Publisher: Disney Interactive Studios
Developer: Black Rock Studio
Release Date: September 16, 2008
In the beginning, when arcades were king, there was one type of racing game, where you held the accelerator button and tried to get to the finish line as quickly as possible. Usually, when the brake came into play, it was already too late.
Then came Gran Turismo, and racing games became split into two official camps. One contained the loose mechanics and steering of arcade games, and the other sought to simulate the experience of driving a real car. This went on for years, with the arcade games getting simpler but adding small gimmicks, and the simulation games becoming more and more obtuse. As a result, there were few fans of both.
Over the years, however, the line has been blurring. The gimmicks of old-style arcade racers have been becoming more appealing, and some have even added aspects of tuning to the mix. Sim racers, meanwhile, are beginning to come around so as to attract more players. More terms are getting explained, controls are becoming easier, and a good time is being had by all.
With all this in mind, Pure definitely leans toward the old-school arcade mindset, but there are methods to its madness and genius in its simplicity. It's an ATV racer, meaning you're in a fast sucker that's still light enough to jump off of even the smallest incline. What's there to do when you're sailing through the air? What else? Bust out crazy freestyle tricks. It's developed by veterans of the ATV Offroad Fury games, so they've had plenty of time to get this right.
Pure's racing experience is linked to its boost meter. The better you do, the more boost meter you gain; the more boost meter you gain, the higher the ranking of tricks you can perform (these tricks cost boost meter). The more complex tricks you perform, the faster you go, and by consequence, the better you do — provided you don't crash out, of course. It's pretty much a never-ending cycle of high-speed awesome, and with 80+ tricks to choose from, it'll be a while before showing off gets tiring.

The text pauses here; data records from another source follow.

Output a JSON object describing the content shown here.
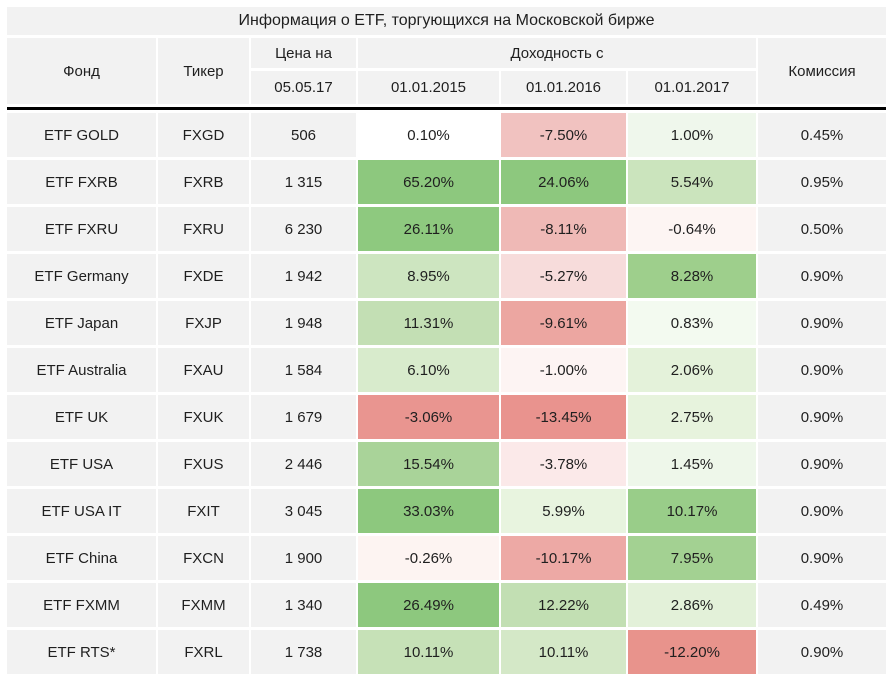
{
  "title": "Информация о ETF, торгующихся на Московской бирже",
  "header": {
    "fund": "Фонд",
    "ticker": "Тикер",
    "price_top": "Цена на",
    "price_bottom": "05.05.17",
    "returns_group": "Доходность с",
    "date_2015": "01.01.2015",
    "date_2016": "01.01.2016",
    "date_2017": "01.01.2017",
    "commission": "Комиссия"
  },
  "colors": {
    "table_bg": "#f2f2f2",
    "divider": "#000000",
    "text": "#1f1f1f",
    "heat_green_max": "#8dc87e",
    "heat_red_max": "#e9938e"
  },
  "rows": [
    {
      "fund": "ETF GOLD",
      "ticker": "FXGD",
      "price": "506",
      "r2015": "0.10%",
      "c2015": "#ffffff",
      "r2016": "-7.50%",
      "c2016": "#f1c2c0",
      "r2017": "1.00%",
      "c2017": "#eff7ec",
      "commission": "0.45%"
    },
    {
      "fund": "ETF FXRB",
      "ticker": "FXRB",
      "price": "1 315",
      "r2015": "65.20%",
      "c2015": "#8dc87e",
      "r2016": "24.06%",
      "c2016": "#8dc87e",
      "r2017": "5.54%",
      "c2017": "#cbe4bd",
      "commission": "0.95%"
    },
    {
      "fund": "ETF FXRU",
      "ticker": "FXRU",
      "price": "6 230",
      "r2015": "26.11%",
      "c2015": "#8ec97f",
      "r2016": "-8.11%",
      "c2016": "#efb9b6",
      "r2017": "-0.64%",
      "c2017": "#fdf5f3",
      "commission": "0.50%"
    },
    {
      "fund": "ETF Germany",
      "ticker": "FXDE",
      "price": "1 942",
      "r2015": "8.95%",
      "c2015": "#cde5c0",
      "r2016": "-5.27%",
      "c2016": "#f7dcdb",
      "r2017": "8.28%",
      "c2017": "#9ecf8c",
      "commission": "0.90%"
    },
    {
      "fund": "ETF Japan",
      "ticker": "FXJP",
      "price": "1 948",
      "r2015": "11.31%",
      "c2015": "#c3dfb4",
      "r2016": "-9.61%",
      "c2016": "#eca6a1",
      "r2017": "0.83%",
      "c2017": "#f3faf0",
      "commission": "0.90%"
    },
    {
      "fund": "ETF Australia",
      "ticker": "FXAU",
      "price": "1 584",
      "r2015": "6.10%",
      "c2015": "#d8ebcc",
      "r2016": "-1.00%",
      "c2016": "#fdf4f3",
      "r2017": "2.06%",
      "c2017": "#e4f2da",
      "commission": "0.90%"
    },
    {
      "fund": "ETF UK",
      "ticker": "FXUK",
      "price": "1 679",
      "r2015": "-3.06%",
      "c2015": "#e99590",
      "r2016": "-13.45%",
      "c2016": "#e9938e",
      "r2017": "2.75%",
      "c2017": "#e7f3dd",
      "commission": "0.90%"
    },
    {
      "fund": "ETF USA",
      "ticker": "FXUS",
      "price": "2 446",
      "r2015": "15.54%",
      "c2015": "#a9d399",
      "r2016": "-3.78%",
      "c2016": "#fbe9e9",
      "r2017": "1.45%",
      "c2017": "#eef7ea",
      "commission": "0.90%"
    },
    {
      "fund": "ETF USA IT",
      "ticker": "FXIT",
      "price": "3 045",
      "r2015": "33.03%",
      "c2015": "#8dc87e",
      "r2016": "5.99%",
      "c2016": "#e8f4df",
      "r2017": "10.17%",
      "c2017": "#99cd89",
      "commission": "0.90%"
    },
    {
      "fund": "ETF China",
      "ticker": "FXCN",
      "price": "1 900",
      "r2015": "-0.26%",
      "c2015": "#fdf4f2",
      "r2016": "-10.17%",
      "c2016": "#eda9a5",
      "r2017": "7.95%",
      "c2017": "#a3d192",
      "commission": "0.90%"
    },
    {
      "fund": "ETF FXMM",
      "ticker": "FXMM",
      "price": "1 340",
      "r2015": "26.49%",
      "c2015": "#8dc87e",
      "r2016": "12.22%",
      "c2016": "#c2dfb3",
      "r2017": "2.86%",
      "c2017": "#e3f1d9",
      "commission": "0.49%"
    },
    {
      "fund": "ETF RTS*",
      "ticker": "FXRL",
      "price": "1 738",
      "r2015": "10.11%",
      "c2015": "#c6e1b7",
      "r2016": "10.11%",
      "c2016": "#d4e8c7",
      "r2017": "-12.20%",
      "c2017": "#e8938c",
      "commission": "0.90%"
    }
  ],
  "chart_data": {
    "type": "table",
    "title": "Информация о ETF, торгующихся на Московской бирже",
    "columns": [
      "Фонд",
      "Тикер",
      "Цена на 05.05.17",
      "Доходность с 01.01.2015",
      "Доходность с 01.01.2016",
      "Доходность с 01.01.2017",
      "Комиссия"
    ],
    "rows": [
      [
        "ETF GOLD",
        "FXGD",
        506,
        "0.10%",
        "-7.50%",
        "1.00%",
        "0.45%"
      ],
      [
        "ETF FXRB",
        "FXRB",
        1315,
        "65.20%",
        "24.06%",
        "5.54%",
        "0.95%"
      ],
      [
        "ETF FXRU",
        "FXRU",
        6230,
        "26.11%",
        "-8.11%",
        "-0.64%",
        "0.50%"
      ],
      [
        "ETF Germany",
        "FXDE",
        1942,
        "8.95%",
        "-5.27%",
        "8.28%",
        "0.90%"
      ],
      [
        "ETF Japan",
        "FXJP",
        1948,
        "11.31%",
        "-9.61%",
        "0.83%",
        "0.90%"
      ],
      [
        "ETF Australia",
        "FXAU",
        1584,
        "6.10%",
        "-1.00%",
        "2.06%",
        "0.90%"
      ],
      [
        "ETF UK",
        "FXUK",
        1679,
        "-3.06%",
        "-13.45%",
        "2.75%",
        "0.90%"
      ],
      [
        "ETF USA",
        "FXUS",
        2446,
        "15.54%",
        "-3.78%",
        "1.45%",
        "0.90%"
      ],
      [
        "ETF USA IT",
        "FXIT",
        3045,
        "33.03%",
        "5.99%",
        "10.17%",
        "0.90%"
      ],
      [
        "ETF China",
        "FXCN",
        1900,
        "-0.26%",
        "-10.17%",
        "7.95%",
        "0.90%"
      ],
      [
        "ETF FXMM",
        "FXMM",
        1340,
        "26.49%",
        "12.22%",
        "2.86%",
        "0.49%"
      ],
      [
        "ETF RTS*",
        "FXRL",
        1738,
        "10.11%",
        "10.11%",
        "-12.20%",
        "0.90%"
      ]
    ],
    "layout": "heatmap-colored return columns, each column independently scaled red-white-green"
  }
}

Of course, you can also just save your boost-meter for a Special trick, which, if pulled off correctly, can send you sailing over just about everything at crazy speeds, and help you rocket past the opposition. If you're lagging behind, finding a really high jump and pulling off a Special could well put you back on the fast track to first place. Course shortcuts and tricks also go hand in hand.
Along with the simple, fun racing, other features include 16-player online matches and the ability to build your own custom ATV entirely from scratch. The building process can be fast-forwarded and rewound, so as to give the player an exact choice on modifications, and skip past what they may not care about or even understand.
Pure is already on the track to becoming a sleeper hit at the very least. It's easy to get into, and fun to race for the best lap times by using just the right combination of speed, tricks, and boost management — all while showboating one's butt off. On the show floor, play proved to be fluid and fun. Its high-speed, trick-heavy gameplay was actually reminiscent of Excite Truck, of all things. It's great for people who don't want to be burdened with a complicated simulation experience, but it still contains substance underneath the style.
Coming from someone whose favorite racing game is still Daytona USA, this is a principle I can definitely get behind.